Insegnare al bambino a non allontanarsi mai senza avvisare
Spiegare ai piccoli che, anche quando giocano a nascondino, devono rimanere sempre in vista o avvisare prima di spostarsi. Stabilire un punto di ritrovo fisso, come una panchina o un albero particolare, può aiutare.
Cosa fare se il bambino scompare
Prima di tutto, non farsi prendere dal panico.

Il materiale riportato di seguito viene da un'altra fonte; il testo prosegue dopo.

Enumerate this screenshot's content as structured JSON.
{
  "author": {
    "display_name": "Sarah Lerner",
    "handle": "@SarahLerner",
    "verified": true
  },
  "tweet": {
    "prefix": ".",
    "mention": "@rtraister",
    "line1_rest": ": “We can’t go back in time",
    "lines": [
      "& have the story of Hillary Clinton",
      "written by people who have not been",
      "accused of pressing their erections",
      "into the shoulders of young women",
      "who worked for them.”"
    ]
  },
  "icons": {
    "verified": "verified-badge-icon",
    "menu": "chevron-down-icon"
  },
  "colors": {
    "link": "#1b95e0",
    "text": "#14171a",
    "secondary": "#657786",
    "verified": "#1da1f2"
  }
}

Controllare rapidamente le aree vicine, poi chiedere aiuto ad altri genitori o personale del parco. Se dopo pochi minuti non si trova, chiamare le forze dell’ordine (112). I soccorritori sono addestrati per questo tipo di ricerche e ogni minuto conta.
Il gioco del nascondino: regole di sicurezza
Il nascondino è un gioco bellissimo, ma in spazi aperti è meglio stabilire dei limiti: il bambino può nascondersi solo entro una certa zona, mai in luoghi come cespugli fitti o strutture isolate. Inoltre, è utile che il piccolo capisca che, al segnale convenuto (un fischio o la chiamata della mamma), deve immediatamente uscire allo scoperto.
Come trasformare lo spavento in un ricordo positivo
Come hanno dimostrato i carabinieri di Gorizia, dopo un evento stressante è importante rassicurare il bambino e creare un’associazione positiva con l’accaduto. In questo caso, l’invito a salire sull’auto di pattuglia ha trasformato la paura in entusiasmo. Anche a casa si può fare: parlare con calma di ciò che è successo, sottolineare che la mamma e i soccorritori sono lì per proteggerlo, e magari inventare una storia in cui il bambino è l’eroe che ha trovato il nascondiglio perfetto ma poi ha imparato a non allontanarsi troppo.
Consigli finali per genitori
Non esiste un genitore perfetto, e distrazioni possono capitare. La cosa più importante è avere un piano: insegnare al bambino il proprio nome e cognome, il numero di telefono di un genitore e come riconoscere una persona in uniforme (polizia, carabinieri) a cui chiedere aiuto. Portare sempre con sé un cellulare carico in caso di emergenza. E ricordare che, anche nelle giornate più serene, un occhio attento è la migliore sicurezza.
Questa storia goriziana ci ricorda che la paura dura un attimo, ma la prontezza e la collaborazione con le autorità possono fare la differenza. Siamo tutti umani, tutti mamme e papà che tremano al pensiero di perdere il proprio bimbo. L’importante è, alla fine, potersi abbracciare e sorridere.